British rights activists have criticized Bahrain for arresting opposition leaders, accusing the kingdom of violating human rights and oppressing the opposition.
Bahrain’s Sunni government arrested more than 20 Shia opposition leaders in August, accusing them of plotting a coup and inciting “violence, rioting and terrorism.”Saeed al-Shehabi, of the London-based opposition Bahrain Freedom Movement, said on Tuesday that some of those in custody have Â complained of being beaten, tied up and threatened with sexual assault.
“The extent of the torture this time has surpassed any level we have seen before,” he told a news conference, Reuters reported.
Eric Lubbock, vice-chairman of a British parliamentary human rights group, called for an immediate investigation into the opposition’s claims by the UN rapporteur on torture.
An independent physician who would be allowed access to the detainees should be nominated to report on their allegations of torture, Lubbock urged. “If they are found to have substance, there should be a further inquiry by an independent lawyer.”
Among the arrested were Abduljalil al-Singace and Abdulghani al-Kanjar who were seized at Bahrain’s International Airport upon their arrival from London in mid-August and are now charged with terrorism-related offensives.
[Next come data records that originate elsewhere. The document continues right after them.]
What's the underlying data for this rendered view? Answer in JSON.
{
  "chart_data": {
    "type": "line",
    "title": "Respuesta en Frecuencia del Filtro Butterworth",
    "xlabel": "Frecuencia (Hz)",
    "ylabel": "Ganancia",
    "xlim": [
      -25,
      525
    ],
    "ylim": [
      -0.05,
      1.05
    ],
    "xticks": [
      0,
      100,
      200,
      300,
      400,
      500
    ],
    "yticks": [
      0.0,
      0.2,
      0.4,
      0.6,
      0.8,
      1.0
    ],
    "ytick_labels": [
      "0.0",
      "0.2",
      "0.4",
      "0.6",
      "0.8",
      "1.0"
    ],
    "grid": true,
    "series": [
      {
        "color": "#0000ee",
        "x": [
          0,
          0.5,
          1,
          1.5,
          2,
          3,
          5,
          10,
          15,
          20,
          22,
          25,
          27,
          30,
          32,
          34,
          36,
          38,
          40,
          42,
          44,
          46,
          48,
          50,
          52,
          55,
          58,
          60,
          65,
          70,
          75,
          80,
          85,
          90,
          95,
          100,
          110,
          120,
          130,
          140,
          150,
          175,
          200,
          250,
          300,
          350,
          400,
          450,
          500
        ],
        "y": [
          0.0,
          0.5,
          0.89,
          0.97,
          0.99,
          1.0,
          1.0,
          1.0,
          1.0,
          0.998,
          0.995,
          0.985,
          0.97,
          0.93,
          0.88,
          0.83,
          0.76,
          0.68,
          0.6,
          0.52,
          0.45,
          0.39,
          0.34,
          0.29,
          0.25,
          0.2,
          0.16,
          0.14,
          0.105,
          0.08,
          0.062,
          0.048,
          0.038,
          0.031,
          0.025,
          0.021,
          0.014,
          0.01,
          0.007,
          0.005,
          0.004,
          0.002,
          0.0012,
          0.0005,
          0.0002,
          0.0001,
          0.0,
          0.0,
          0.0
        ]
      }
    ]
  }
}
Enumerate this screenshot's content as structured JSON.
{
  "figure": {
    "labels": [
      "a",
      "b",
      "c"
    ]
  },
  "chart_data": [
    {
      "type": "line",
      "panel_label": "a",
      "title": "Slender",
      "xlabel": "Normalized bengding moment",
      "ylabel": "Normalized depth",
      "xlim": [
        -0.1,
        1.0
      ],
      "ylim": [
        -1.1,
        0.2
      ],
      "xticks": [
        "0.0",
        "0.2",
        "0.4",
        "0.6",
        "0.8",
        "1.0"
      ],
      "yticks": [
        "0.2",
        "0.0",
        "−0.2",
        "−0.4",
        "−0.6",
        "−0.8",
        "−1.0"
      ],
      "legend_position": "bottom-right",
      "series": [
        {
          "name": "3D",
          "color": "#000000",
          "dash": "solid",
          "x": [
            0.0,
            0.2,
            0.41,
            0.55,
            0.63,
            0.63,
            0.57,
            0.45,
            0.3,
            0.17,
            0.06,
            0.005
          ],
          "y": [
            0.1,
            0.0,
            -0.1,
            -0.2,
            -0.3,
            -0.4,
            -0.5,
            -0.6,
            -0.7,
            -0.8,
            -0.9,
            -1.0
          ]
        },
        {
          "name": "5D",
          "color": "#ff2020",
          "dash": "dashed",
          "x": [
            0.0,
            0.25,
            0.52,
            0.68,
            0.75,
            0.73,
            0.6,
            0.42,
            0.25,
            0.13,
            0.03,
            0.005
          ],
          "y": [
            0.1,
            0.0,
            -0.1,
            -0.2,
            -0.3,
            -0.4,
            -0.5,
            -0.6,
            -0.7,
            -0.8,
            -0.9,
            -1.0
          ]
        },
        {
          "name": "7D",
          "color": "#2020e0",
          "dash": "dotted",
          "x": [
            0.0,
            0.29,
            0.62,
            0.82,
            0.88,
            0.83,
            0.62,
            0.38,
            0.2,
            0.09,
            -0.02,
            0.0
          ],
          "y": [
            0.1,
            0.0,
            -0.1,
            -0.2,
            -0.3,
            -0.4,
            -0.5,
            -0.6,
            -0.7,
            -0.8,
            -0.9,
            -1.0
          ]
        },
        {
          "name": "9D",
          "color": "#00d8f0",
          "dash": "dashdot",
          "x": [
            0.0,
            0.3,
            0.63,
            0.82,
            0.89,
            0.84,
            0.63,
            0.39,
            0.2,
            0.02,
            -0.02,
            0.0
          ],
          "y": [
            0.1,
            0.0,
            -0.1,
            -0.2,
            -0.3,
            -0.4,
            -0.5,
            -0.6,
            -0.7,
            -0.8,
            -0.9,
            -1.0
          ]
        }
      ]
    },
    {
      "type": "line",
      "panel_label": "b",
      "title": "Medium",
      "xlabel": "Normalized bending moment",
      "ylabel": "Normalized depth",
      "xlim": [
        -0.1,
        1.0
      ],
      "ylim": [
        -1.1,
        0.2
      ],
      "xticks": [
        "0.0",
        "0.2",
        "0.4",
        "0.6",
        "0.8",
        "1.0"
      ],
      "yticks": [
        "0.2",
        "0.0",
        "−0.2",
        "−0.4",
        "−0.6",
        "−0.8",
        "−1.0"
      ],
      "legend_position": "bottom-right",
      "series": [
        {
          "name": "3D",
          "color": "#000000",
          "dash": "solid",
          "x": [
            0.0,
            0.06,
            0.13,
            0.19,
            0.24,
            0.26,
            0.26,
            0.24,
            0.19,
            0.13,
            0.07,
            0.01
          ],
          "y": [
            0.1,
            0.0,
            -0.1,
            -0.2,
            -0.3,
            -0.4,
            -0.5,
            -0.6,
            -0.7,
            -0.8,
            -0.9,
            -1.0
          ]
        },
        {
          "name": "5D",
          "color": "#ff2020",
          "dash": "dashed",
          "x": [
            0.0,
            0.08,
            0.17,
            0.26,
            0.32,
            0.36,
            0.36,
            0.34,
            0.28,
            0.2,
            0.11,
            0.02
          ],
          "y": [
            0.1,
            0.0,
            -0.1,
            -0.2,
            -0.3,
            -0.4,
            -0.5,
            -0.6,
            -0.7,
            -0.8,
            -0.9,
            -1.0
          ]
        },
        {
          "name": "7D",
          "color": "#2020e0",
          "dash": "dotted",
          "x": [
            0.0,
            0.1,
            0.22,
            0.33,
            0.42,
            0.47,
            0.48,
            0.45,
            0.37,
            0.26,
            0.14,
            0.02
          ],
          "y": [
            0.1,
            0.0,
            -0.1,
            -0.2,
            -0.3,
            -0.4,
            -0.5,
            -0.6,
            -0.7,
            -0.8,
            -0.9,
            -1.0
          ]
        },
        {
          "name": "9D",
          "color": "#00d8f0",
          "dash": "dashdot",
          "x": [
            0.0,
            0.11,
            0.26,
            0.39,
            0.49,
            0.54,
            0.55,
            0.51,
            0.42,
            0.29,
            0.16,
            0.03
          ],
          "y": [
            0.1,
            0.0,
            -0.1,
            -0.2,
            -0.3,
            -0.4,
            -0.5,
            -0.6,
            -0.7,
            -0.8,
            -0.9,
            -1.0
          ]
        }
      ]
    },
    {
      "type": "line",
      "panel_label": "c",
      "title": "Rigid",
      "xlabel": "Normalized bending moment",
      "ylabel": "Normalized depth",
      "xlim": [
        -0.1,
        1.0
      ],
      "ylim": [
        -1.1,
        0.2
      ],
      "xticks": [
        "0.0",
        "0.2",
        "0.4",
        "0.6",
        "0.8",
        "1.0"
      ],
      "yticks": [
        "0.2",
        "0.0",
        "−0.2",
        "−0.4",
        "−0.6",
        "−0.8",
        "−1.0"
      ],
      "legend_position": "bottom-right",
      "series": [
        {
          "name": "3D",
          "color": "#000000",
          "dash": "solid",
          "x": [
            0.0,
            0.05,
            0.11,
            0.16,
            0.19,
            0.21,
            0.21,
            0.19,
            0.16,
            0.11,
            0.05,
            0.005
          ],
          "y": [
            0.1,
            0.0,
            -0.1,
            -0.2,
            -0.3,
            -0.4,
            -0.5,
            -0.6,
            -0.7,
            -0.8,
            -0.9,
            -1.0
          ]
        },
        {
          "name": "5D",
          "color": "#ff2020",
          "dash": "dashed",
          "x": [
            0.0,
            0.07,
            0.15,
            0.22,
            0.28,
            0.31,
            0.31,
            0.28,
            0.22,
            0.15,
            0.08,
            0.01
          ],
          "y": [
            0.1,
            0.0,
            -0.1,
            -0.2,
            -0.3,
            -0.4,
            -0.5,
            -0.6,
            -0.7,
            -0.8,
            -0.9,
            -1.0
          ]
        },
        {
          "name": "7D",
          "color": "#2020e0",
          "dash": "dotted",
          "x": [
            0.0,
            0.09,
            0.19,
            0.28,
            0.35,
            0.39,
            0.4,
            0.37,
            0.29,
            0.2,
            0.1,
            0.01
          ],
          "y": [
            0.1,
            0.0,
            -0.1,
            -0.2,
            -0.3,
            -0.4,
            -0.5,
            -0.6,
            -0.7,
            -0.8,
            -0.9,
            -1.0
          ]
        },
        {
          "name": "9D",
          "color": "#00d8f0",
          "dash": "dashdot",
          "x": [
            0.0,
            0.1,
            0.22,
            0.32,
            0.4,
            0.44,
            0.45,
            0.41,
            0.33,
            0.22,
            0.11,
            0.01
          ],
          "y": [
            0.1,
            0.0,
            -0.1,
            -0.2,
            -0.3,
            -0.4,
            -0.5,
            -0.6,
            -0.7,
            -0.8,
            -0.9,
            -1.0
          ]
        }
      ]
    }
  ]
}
But British activists believe the real reason for their detentions was their participation at a seminar on Bahrain in the House of Lords in August, where testimony of abuses in the kingdom was heard.
Lubbock voiced concern about the treatment of Singace, who is a senior member of Bahrain’s al-Haq opposition group.
“When he got off the plane he was blindfolded and handcuffed and kept in that state for 12 days,” he said. “He was extensively beaten and deprived of access to a shower and a lavatory. His treatment was just inhuman.”
Lubbock slammed London’s silence on the human rights record of its long-standing ally, warning that a lack of western pressure could result in growing instability in the kingdom.